On peut comprendre les craintes de la population locale quand on sait que Nkunda, est soutenu par le Rwanda contrôlé par les Tutsis et Paul Kagamé. Nkunda justifie, en effet, sa conquête armée par la présence supposée de génocidaires Hutus dans la région. Le retrait de La force internationale de maintien de la paix forte de 7000 hommes dans le Nord Kivu sous l’égide des nations unies, laisse présager des actes de vengeance, si bien que les habitants de Goma en viennent à dresser des barricades pour empêcher la fuite des 800 casques bleus présents sur place.

Cela nous rappelle les conflits en ex-Yougoslavie ou les casques bleus étaient là uniquement pour donner bonne conscience aux grandes puissances. On commence à être habitués. Les casques bleus sont là pour veiller sur les intérêts des puissances capitalistes, mais pour la défense des populations, il n y a plus personne !

Le Congo renferme en effet des richesses énormes en minerais comme le cobalt, le cuivre mais c’est surtout les mines de diamants, comptant parmi les plus importantes du monde. On comprend mieux la raison pour laquelle c’est dans ce pays que se trouve le plus grand nombre de casques bleus. Une façade pour assurer aux puissances capitalistes et aux anciennes puissances coloniales le contrôle des différentes mines par le biais des multinationales, spoliant de fait le peuple congolais.

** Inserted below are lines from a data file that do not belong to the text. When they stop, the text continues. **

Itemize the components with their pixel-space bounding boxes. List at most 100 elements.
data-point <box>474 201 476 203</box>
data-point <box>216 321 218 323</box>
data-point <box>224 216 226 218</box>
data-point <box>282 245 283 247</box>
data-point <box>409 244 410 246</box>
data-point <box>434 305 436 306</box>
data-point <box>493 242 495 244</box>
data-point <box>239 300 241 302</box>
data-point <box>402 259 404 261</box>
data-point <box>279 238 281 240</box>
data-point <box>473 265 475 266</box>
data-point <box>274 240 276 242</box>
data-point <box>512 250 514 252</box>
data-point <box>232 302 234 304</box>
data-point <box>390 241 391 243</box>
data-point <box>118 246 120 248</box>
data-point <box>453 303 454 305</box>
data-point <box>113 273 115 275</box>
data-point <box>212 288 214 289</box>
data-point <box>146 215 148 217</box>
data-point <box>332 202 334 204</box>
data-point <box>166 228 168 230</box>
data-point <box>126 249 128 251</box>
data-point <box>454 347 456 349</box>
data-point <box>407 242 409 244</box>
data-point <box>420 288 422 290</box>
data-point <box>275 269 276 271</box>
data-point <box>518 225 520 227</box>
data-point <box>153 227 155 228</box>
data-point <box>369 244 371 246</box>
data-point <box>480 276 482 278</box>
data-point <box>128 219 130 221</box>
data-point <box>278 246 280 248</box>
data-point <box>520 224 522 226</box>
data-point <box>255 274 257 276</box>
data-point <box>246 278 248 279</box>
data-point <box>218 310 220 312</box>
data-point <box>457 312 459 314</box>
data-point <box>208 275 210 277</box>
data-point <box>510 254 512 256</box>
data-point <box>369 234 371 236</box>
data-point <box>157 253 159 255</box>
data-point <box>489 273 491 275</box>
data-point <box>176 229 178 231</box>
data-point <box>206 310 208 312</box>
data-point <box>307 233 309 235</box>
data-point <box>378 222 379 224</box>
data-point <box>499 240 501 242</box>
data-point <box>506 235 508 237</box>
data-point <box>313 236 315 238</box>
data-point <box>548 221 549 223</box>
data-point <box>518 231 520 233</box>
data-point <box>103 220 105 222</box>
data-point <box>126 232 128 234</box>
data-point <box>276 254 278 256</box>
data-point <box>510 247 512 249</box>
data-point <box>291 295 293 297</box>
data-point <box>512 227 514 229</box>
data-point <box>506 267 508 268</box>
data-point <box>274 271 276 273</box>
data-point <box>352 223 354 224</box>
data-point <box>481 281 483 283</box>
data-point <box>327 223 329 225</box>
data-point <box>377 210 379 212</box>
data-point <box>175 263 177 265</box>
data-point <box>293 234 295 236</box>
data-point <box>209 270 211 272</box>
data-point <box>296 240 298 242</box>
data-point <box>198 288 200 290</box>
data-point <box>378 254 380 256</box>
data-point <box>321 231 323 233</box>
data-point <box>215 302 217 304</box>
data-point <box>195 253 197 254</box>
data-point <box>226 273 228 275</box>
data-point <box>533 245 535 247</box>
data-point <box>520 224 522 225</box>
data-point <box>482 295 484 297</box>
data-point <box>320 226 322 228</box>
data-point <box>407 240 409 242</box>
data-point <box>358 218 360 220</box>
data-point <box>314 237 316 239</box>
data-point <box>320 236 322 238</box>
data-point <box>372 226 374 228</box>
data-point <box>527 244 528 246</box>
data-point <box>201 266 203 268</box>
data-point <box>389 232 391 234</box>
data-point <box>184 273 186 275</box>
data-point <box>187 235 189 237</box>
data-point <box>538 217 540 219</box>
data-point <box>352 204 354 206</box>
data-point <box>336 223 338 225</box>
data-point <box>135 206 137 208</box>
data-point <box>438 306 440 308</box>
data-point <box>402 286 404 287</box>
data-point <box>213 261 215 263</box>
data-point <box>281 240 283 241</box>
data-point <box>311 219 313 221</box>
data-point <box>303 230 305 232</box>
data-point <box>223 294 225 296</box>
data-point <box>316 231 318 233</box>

Face aux évènements qui se déroulent dans la région des grands lacs il convient d’avoir une vision plus large sur l’origine des évènements. En effet cette situation et le résultat de la politique coloniale que le Congo à subit au même titre que le reste de l’Afrique. Les populations locales n’ont jamais accepté les frontières arbitraires dessinées par les puissances coloniales au gré de leurs intérêts capitalistes. Lorsque les pays colonisés ont obtenu leur indépendance plusieurs ethnies ne se sont pas reconnues dans ces Etats créés de toutes pièces par les anciennes puissances coloniales qui parvinrent à utiliser les divisions ethniques, pour mieux s’assurer le pillage des ressources. C’est la raison pour laquelle depuis des années l’Afrique souffre de conflits apparentés à de simples questions de frontières et de rivalité entre ethnies.

Nous condamnons ces luttes fratricides qui ne servent que le pillage impérialiste et l’intérêt des marchands d’armes ! Les populations doivent impérativement dépasser leurs divisions ethniques et lutter pour une émancipation réelle, visant à chasser les pilleurs impérialistes et à s’approprier collectivement leurs richesses !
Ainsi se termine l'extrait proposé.